To use surgical tools in clinical surgery, the tip position error should be less than 2 mm. The developed sensor was not yet suitable for clinical surgery; however, it showed the possibility of being used in the shape estimation of soft manipulators.

5. Conclusions

In this paper, a skin-type stretchable strain sensor for the shape estimation of a soft manipulator was developed. The stretchability of the sensor allows the sensor to be attached to the surface of the soft manipulator, making it possible to create a hollow in the center of the manipulator, and other surgical tools can be transferred through this hollow. Moreover, the simple fabrication procedure facilitates cheap and fast production.

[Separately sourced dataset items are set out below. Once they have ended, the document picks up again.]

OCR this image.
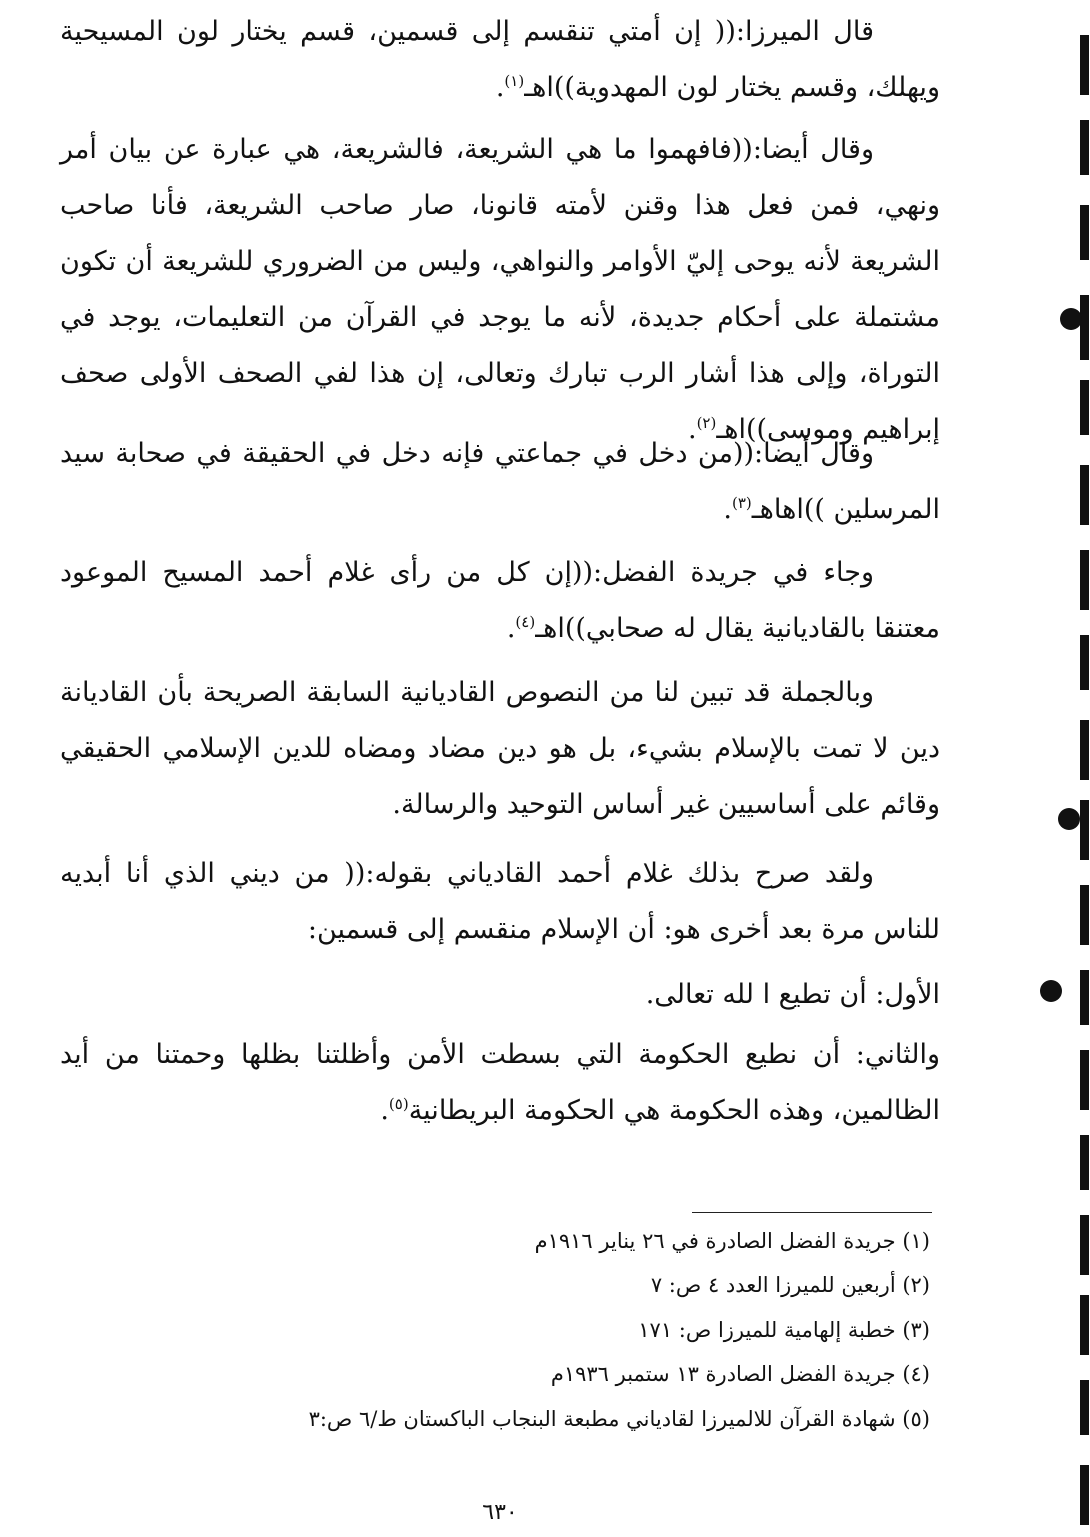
قال الميرزا:(( إن أمتي تنقسم إلى قسمين، قسم يختار لون المسيحية ويهلك، وقسم يختار لون المهدوية))اهـ$^{(١)}$.

وقال أيضا:((فافهموا ما هي الشريعة، فالشريعة، هي عبارة عن بيان أمر ونهي، فمن فعل هذا وقنن لأمته قانونا، صار صاحب الشريعة، فأنا صاحب الشريعة لأنه يوحى إليّ الأوامر والنواهي، وليس من الضروري للشريعة أن تكون مشتملة على أحكام جديدة، لأنه ما يوجد في القرآن من التعليمات، يوجد في التوراة، وإلى هذا أشار الرب تبارك وتعالى، إن هذا لفي الصحف الأولى صحف إبراهيم وموسى))اهـ$^{(٢)}$.

وقال أيضا:((من دخل في جماعتي فإنه دخل في الحقيقة في صحابة سيد المرسلين ))اهاهـ$^{(٣)}$.

وجاء في جريدة الفضل:((إن كل من رأى غلام أحمد المسيح الموعود معتنقا بالقاديانية يقال له صحابي))اهـ$^{(٤)}$.

وبالجملة قد تبين لنا من النصوص القاديانية السابقة الصريحة بأن القاديانة دين لا تمت بالإسلام بشيء، بل هو دين مضاد ومضاه للدين الإسلامي الحقيقي وقائم على أساسيين غير أساس التوحيد والرسالة.

ولقد صرح بذلك غلام أحمد القادياني بقوله:(( من ديني الذي أنا أبديه للناس مرة بعد أخرى هو: أن الإسلام منقسم إلى قسمين:

الأول: أن تطيع ا لله تعالى.

والثاني: أن نطيع الحكومة التي بسطت الأمن وأظلتنا بظلها وحمتنا من أيد الظالمين، وهذه الحكومة هي الحكومة البريطانية$^{(٥)}$.

(١) جريدة الفضل الصادرة في ٢٦ يناير ١٩١٦م
(٢) أربعين للميرزا العدد ٤ ص: ٧
(٣) خطبة إلهامية للميرزا ص: ١٧١
(٤) جريدة الفضل الصادرة ١٣ ستمبر ١٩٣٦م
(٥) شهادة القرآن للالميرزا لقادياني مطبعة البنجاب الباكستان ط/٦ ص:٣
٦٣٠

We attached the developed sensor to a silicone tube and estimated the shape. Position error equal to 4.45% of the length of the silicone tube was observed when using nine sensors. Because of the size of the sensor, we could attach only nine sensors to the silicone tube. Three curvatures were calculated from nine sensors and interpolated to estimate the overall shape. If more sensors are attached around the silicone tube and more sensors are attached in the long run, the shape estimation will be more accurate. In future work, a method of attaching more sensors to the silicone tube surface will be studied by minimizing them. In order to minimize sensors, it is important to connect the sensor’s stretchable part and rigid electrode parts stably. Furthermore, if MWCNT can be sprayed directly on the surface of silicone tubes, errors caused by misalignment can be reduced when attaching sensors.

Data Availability

The sensor performance and training data used to support the findings of this study have not been made available directly because the first author of the paper left the laboratory. However, to gain access to descriptions of the conditions of the experiment and how to perform it, contacting the first author of the paper is recommended.

Supplementary Materials

Supplementary Materials

This video shows the result of shape estimation using a stretchable sensor. The silicone tube has nine sensors, and three sensors measure the curvature of one position. Nine sensors are attached to the silicone tube, and the strain values of the three sensors are used to calculate the curvature of one position. The overall curvature was calculated using three curvatures to estimate the overall shape. The measured strain values of each sensor are shown on the right screen.